Event report: NIHR Clinical Research Network Ophthalmology Symposium, ARVO 2017, Baltimore, USA
31 May 2017
The National Institute for Health Research (NIHR) held a lunchtime meeting at the recent Association for Research in Vision and Ophthalmology (ARVO) conference in Baltimore, USA, to promote the UK as a site for international research collaboration. This was an event to showcase the wealth of opportunities for clinical research within the NHS, and highlight the invaluable support offered to research groups through the NIHR. Members of the international ophthalmic research community were invited to attend, including delegates from countries including the UK, USA, India, Singapore and Australia, along with industry representatives from companies including Bausch & Lomb and Novartis.
The event was hosted by Professor Rupert Bourne, chair of the NIHR Ophthalmology Clinical Research Network, who commenced the session with a brief introduction to the scope of NIHR-led research within the NHS. This was followed by a presentation from Faruque Ghanchi, Professor of Ophthalmology at the University of Bradford, who further discussed the role of the NIHR, organisation of the clinical research networks, and how this can specifically facilitate international research collaboration.
Douglas Jabs, Professor and Chairman of the Department of Ophthalmology, Mount Sinai Medical School (New York, USA), spoke next, giving a personal insight of his positive experience of collaboration with the NIHR in delivery of the Multicentre Uveitis Steroid Treatment (MUST) trials. He explained that UK sites had proved highly efficient in achieving their recruitment targets, and expressed a strong desire to continue his collaboration with NHS eye departments for future research.
After a short break for lunch and networking, there were further presentations from Professor Sobha Sivaprasad, Mr Praveen Patel, Mr Philip Hykin and Professor Simon Harding, each discussing their own experiences of NIHR-supported clinical research within the NHS. Finally, Mr Richard Lee introduced Dr Henry Wiley, staff clinician at the National Eye Institute (NEI, Bethesda, Maryland, USA) to discuss his experience of collaboration with NHS sites in delivery of a randomised trail of bevacizumab and ranibizumab for diabetic macular oedema.

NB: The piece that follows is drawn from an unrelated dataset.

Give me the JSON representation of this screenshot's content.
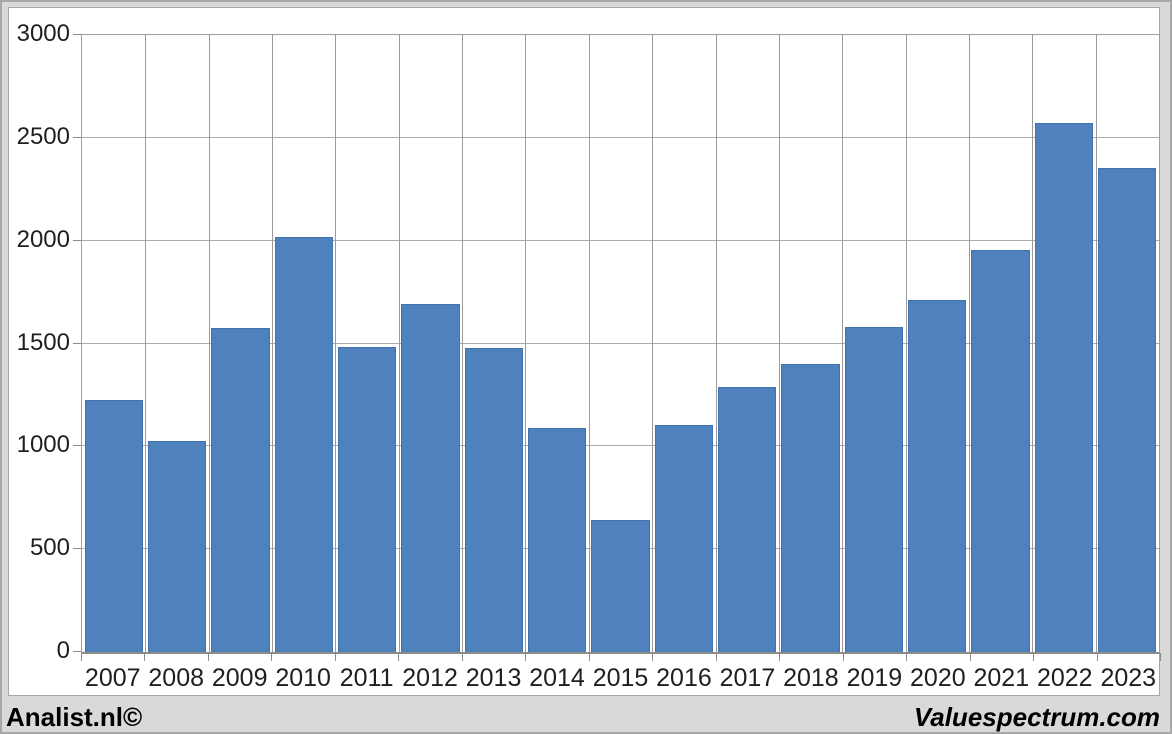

In the discussion that followed, delegates remarked that the potential size of patient cohorts accessible through the NHS, and the comprehensive level of support and guidance offered by the NIHR impressed them, and that such opportunities are often not present in their home countries. It thus appears that the NHS and NIHR are indeed attractive prospects to the international research community, and it is hoped that events such as this will encourage increased collaboration in the future.